Lejos de invitarnos a una orgía, como pudiera pensarse, disfrutamos de una deliciosa conversación que me iba a servir como parte del arte de las buenas maneras, como preámbulo de los combates amorosos. Escuché y aprendí muchas cosas, ya que sus intervenciones fueron en inglés como deferencia a Elaine y a mí. Allá donde fuéramos, el Bois de Boulogne o las carreras de Longchamps, habría varias jóvenes vulgares, de modo que tendríamos que aprender a diferenciarlas de las señoritas mediante una cuidadosa observación de sus vestidos.

En cualquier caso, el conde nos advirtió que también habría un reducido número de mondaines, las prostitutas más ricas y atractivas de París, que gastaban pequeñas fortunas en vestidos y joyas, así que sólo las podríamos distinguir por sus nombres o su reputación.

—Y a nosotras, ¿por qué nos tomarán? —pregunté preocupada, pues creí que a esas alturas ya habíamos intimado lo suficiente con ellos.
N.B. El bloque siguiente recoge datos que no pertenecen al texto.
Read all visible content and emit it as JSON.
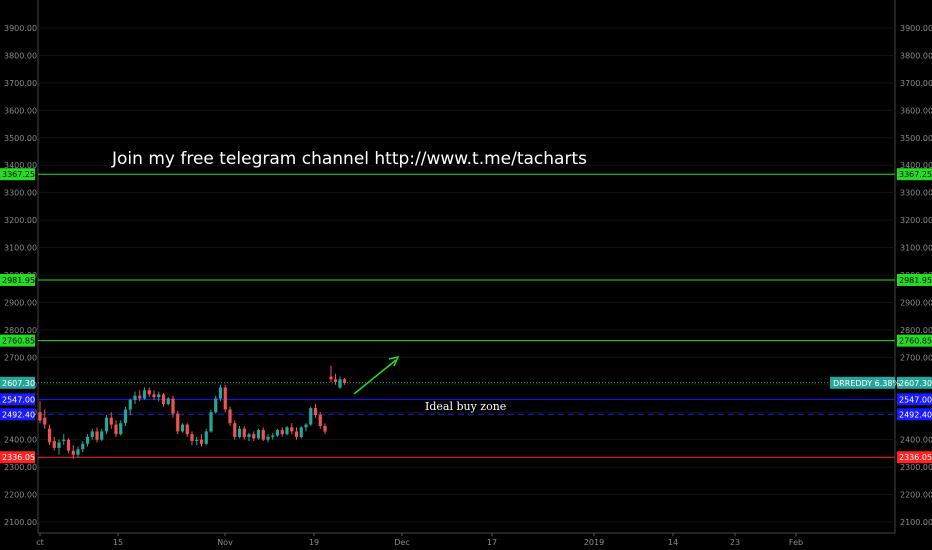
{
  "chart_data": {
    "type": "candlestick",
    "yticks": [
      "2100.00",
      "2200.00",
      "2300.00",
      "2400.00",
      "2500.00",
      "2600.00",
      "2700.00",
      "2800.00",
      "2900.00",
      "3000.00",
      "3100.00",
      "3200.00",
      "3300.00",
      "3400.00",
      "3500.00",
      "3600.00",
      "3700.00",
      "3800.00",
      "3900.00"
    ],
    "ylim": [
      2080,
      3940
    ],
    "xticks": [
      "ct",
      "15",
      "Nov",
      "19",
      "Dec",
      "17",
      "2019",
      "14",
      "23",
      "Feb"
    ],
    "candles": [
      [
        2500,
        2540,
        2460,
        2470
      ],
      [
        2480,
        2510,
        2440,
        2455
      ],
      [
        2440,
        2455,
        2380,
        2390
      ],
      [
        2395,
        2410,
        2360,
        2370
      ],
      [
        2370,
        2400,
        2345,
        2390
      ],
      [
        2395,
        2420,
        2380,
        2400
      ],
      [
        2400,
        2405,
        2350,
        2360
      ],
      [
        2360,
        2380,
        2330,
        2345
      ],
      [
        2345,
        2375,
        2335,
        2365
      ],
      [
        2365,
        2395,
        2355,
        2385
      ],
      [
        2385,
        2420,
        2375,
        2410
      ],
      [
        2410,
        2440,
        2400,
        2430
      ],
      [
        2430,
        2445,
        2390,
        2400
      ],
      [
        2400,
        2440,
        2395,
        2430
      ],
      [
        2430,
        2490,
        2420,
        2480
      ],
      [
        2480,
        2500,
        2440,
        2455
      ],
      [
        2455,
        2470,
        2410,
        2420
      ],
      [
        2420,
        2470,
        2415,
        2460
      ],
      [
        2460,
        2520,
        2450,
        2510
      ],
      [
        2510,
        2550,
        2490,
        2545
      ],
      [
        2545,
        2575,
        2530,
        2560
      ],
      [
        2560,
        2580,
        2540,
        2550
      ],
      [
        2550,
        2590,
        2545,
        2580
      ],
      [
        2580,
        2590,
        2555,
        2565
      ],
      [
        2565,
        2580,
        2545,
        2555
      ],
      [
        2555,
        2575,
        2540,
        2565
      ],
      [
        2565,
        2570,
        2520,
        2530
      ],
      [
        2530,
        2555,
        2525,
        2550
      ],
      [
        2550,
        2560,
        2480,
        2495
      ],
      [
        2495,
        2505,
        2420,
        2430
      ],
      [
        2430,
        2460,
        2425,
        2455
      ],
      [
        2455,
        2460,
        2410,
        2420
      ],
      [
        2420,
        2430,
        2380,
        2395
      ],
      [
        2395,
        2410,
        2380,
        2400
      ],
      [
        2400,
        2420,
        2375,
        2385
      ],
      [
        2385,
        2440,
        2380,
        2430
      ],
      [
        2430,
        2510,
        2425,
        2500
      ],
      [
        2500,
        2560,
        2495,
        2550
      ],
      [
        2550,
        2600,
        2540,
        2590
      ],
      [
        2590,
        2600,
        2500,
        2510
      ],
      [
        2510,
        2520,
        2450,
        2460
      ],
      [
        2460,
        2470,
        2400,
        2410
      ],
      [
        2410,
        2450,
        2405,
        2440
      ],
      [
        2440,
        2450,
        2400,
        2410
      ],
      [
        2410,
        2425,
        2395,
        2420
      ],
      [
        2420,
        2430,
        2395,
        2405
      ],
      [
        2405,
        2440,
        2400,
        2435
      ],
      [
        2435,
        2445,
        2395,
        2400
      ],
      [
        2400,
        2420,
        2390,
        2410
      ],
      [
        2410,
        2425,
        2400,
        2415
      ],
      [
        2415,
        2440,
        2410,
        2435
      ],
      [
        2435,
        2445,
        2410,
        2420
      ],
      [
        2420,
        2450,
        2415,
        2445
      ],
      [
        2445,
        2460,
        2420,
        2430
      ],
      [
        2430,
        2445,
        2400,
        2410
      ],
      [
        2410,
        2450,
        2405,
        2445
      ],
      [
        2445,
        2460,
        2430,
        2455
      ],
      [
        2455,
        2520,
        2450,
        2515
      ],
      [
        2515,
        2530,
        2480,
        2490
      ],
      [
        2490,
        2500,
        2440,
        2450
      ],
      [
        2450,
        2460,
        2420,
        2430
      ],
      [
        2630,
        2670,
        2610,
        2620
      ],
      [
        2620,
        2640,
        2600,
        2610
      ],
      [
        2590,
        2630,
        2585,
        2620
      ],
      [
        2620,
        2625,
        2600,
        2607
      ]
    ],
    "lines": [
      {
        "value": 3367.25,
        "label": "3367.25",
        "color": "#22dd22",
        "style": "solid"
      },
      {
        "value": 2981.95,
        "label": "2981.95",
        "color": "#22dd22",
        "style": "solid"
      },
      {
        "value": 2760.85,
        "label": "2760.85",
        "color": "#22dd22",
        "style": "solid"
      },
      {
        "value": 2607.3,
        "label": "2607.30",
        "color": "#26a69a",
        "style": "dotted"
      },
      {
        "value": 2547.0,
        "label": "2547.00",
        "color": "#1a1aff",
        "style": "solid"
      },
      {
        "value": 2492.4,
        "label": "2492.40",
        "color": "#1a1aff",
        "style": "dashed"
      },
      {
        "value": 2336.05,
        "label": "2336.05",
        "color": "#ff2222",
        "style": "solid"
      }
    ],
    "symbol_label": "DRREDDY 6.38%",
    "colors": {
      "up": "#26a69a",
      "down": "#ef5350",
      "grid": "#1a1a1a",
      "axis": "#555555",
      "arrow": "#22dd22"
    }
  },
  "annotations": {
    "telegram": "Join my free telegram channel http://www.t.me/tacharts",
    "buy_zone": "Ideal buy zone"
  }
}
—Por lo que vosotras queráis —repuso el conde—. Yo diría que a juzgar por vuestro exquisito atuendo no os podrán tomar sino por lo que sois, verdaderas señoritas. Sin embargo, os aconsejo que cuando vayáis al tocador os comportéis como muchachas corrientes.

—Os estamos muy reconocidas, ¿verdad, Elaine? —sonreí aunque mi prima, aún incomodada por la presencia de su padre, sólo insinuó una sonrisa.

Dos horas y mucho champán después de esta agradable tertulia, nuestros invitados se despidieron, no sin antes prometernos que nos recogerían a las ocho para salir a cenar. La calma que reino luego no duró mucho. Estaba realmente harta de moverme, y supuse que Elaine también, pues ya nos habíamos sentado en la suite de mi tío. Pero Perla vino a romper nuestro dulce y soñoliento descanso porque al ver las puertas del dormitorio de mi tío abiertas nos obligó a levantarnos.

—Vamos, queridas, ya es hora de que enseñéis vuestros corsés —nos ordenó.